'Back to Iceland' 9x12 pastel ©Karen Margulis available here $160 |
The colors looked wonderful in the box. What's not to love about beautiful pure color? But when I used them to block in my painting I had a scary mess. Well it certainly looked like mess but I actually had a method to my madness. I had a plan but I needed to see if my idea would actually work. It sure was an ugly underpainting!
It was an experiment using a limited selection of a pastel brand that I had not yet tried. I can't even remember when I got this set of Charvin Water Soluble Pastel Painting Sticks. They looked and felt like a hard pastel stick with the claim of being useful for wet and dry painting. You can use them on damp paper or create washes with them. I decided to try them with a water wash underpainting.

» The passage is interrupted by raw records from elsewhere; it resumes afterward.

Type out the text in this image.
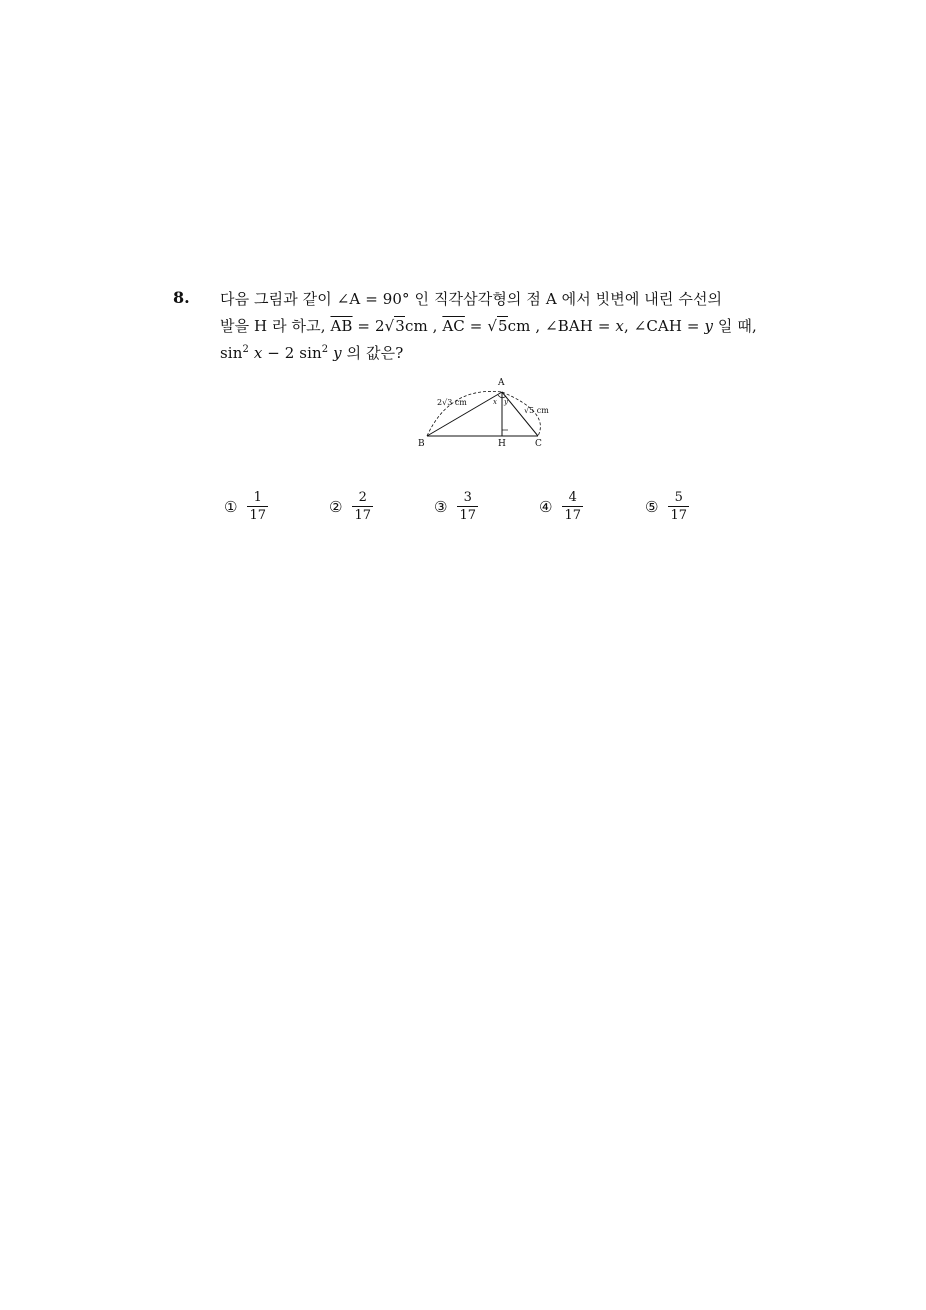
8. 다음 그림과 같이 ∠A = 90° 인 직각삼각형의 점 A 에서 빗변에 내린 수선의
발을 H 라 하고, $\overline{AB} = 2√3cm$ , $\overline{AC} = √5cm$ , ∠BAH = x, ∠CAH = y 일 때,
$\sin^2 x - 2$ $\sin^2 y$ 의 값은?
A
B	C
H
x y
2√3 cm
√5 cm
① $\frac{1}{17}$	② $\frac{2}{17}$	③ $\frac{3}{17}$	④ $\frac{4}{17}$	⑤ $\frac{5}{17}$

The issue was the color selection in my box. They were all intense pure middle value colors. I usually like to do a value based underpainting and these sticks didn't allow for much of a value change. So I layered colors with the plan to create colorful grays. My subject was a cool moody cloudy scene from my 2014 trip to Iceland. I needed some colorful grays to paint the moody sky. The colors looked scary until I wet them with water.
Water wash on top of the Charvin pastels |
As I wet the brush and mixed the layers of color the magic began. I was surprised at the wonderful drips that started to happen and the way the colors mixed and mingled. My underpainting was taking on a life of it's own. I saw some compositional issues that I needed to adjust (horizon in the middle!) and I did the correction by drawing into the wet paper with the pastel. Fun!
My unmounted Uart paper took the water wash without a problem and within an hour it was dry enough for me to continue painting with my regular soft pastels. I enjoyed working on top of the underpainting and leaving some of the colorful grays alone!
close-up detail |
1 comment:
Thank you for this post. I made the mistake of buying a box of these Charvin pastels off Amazon. I would have returned them but the really short window of doing that expired by the time I figured out how bad these pastels are. I've been looking into finding a way to use them to recoup the $20 I wasted. I would have been much better served by buying the Nupastels even if I only got 12 or 24 instead of 48 of these. They seem like they are mostly binder.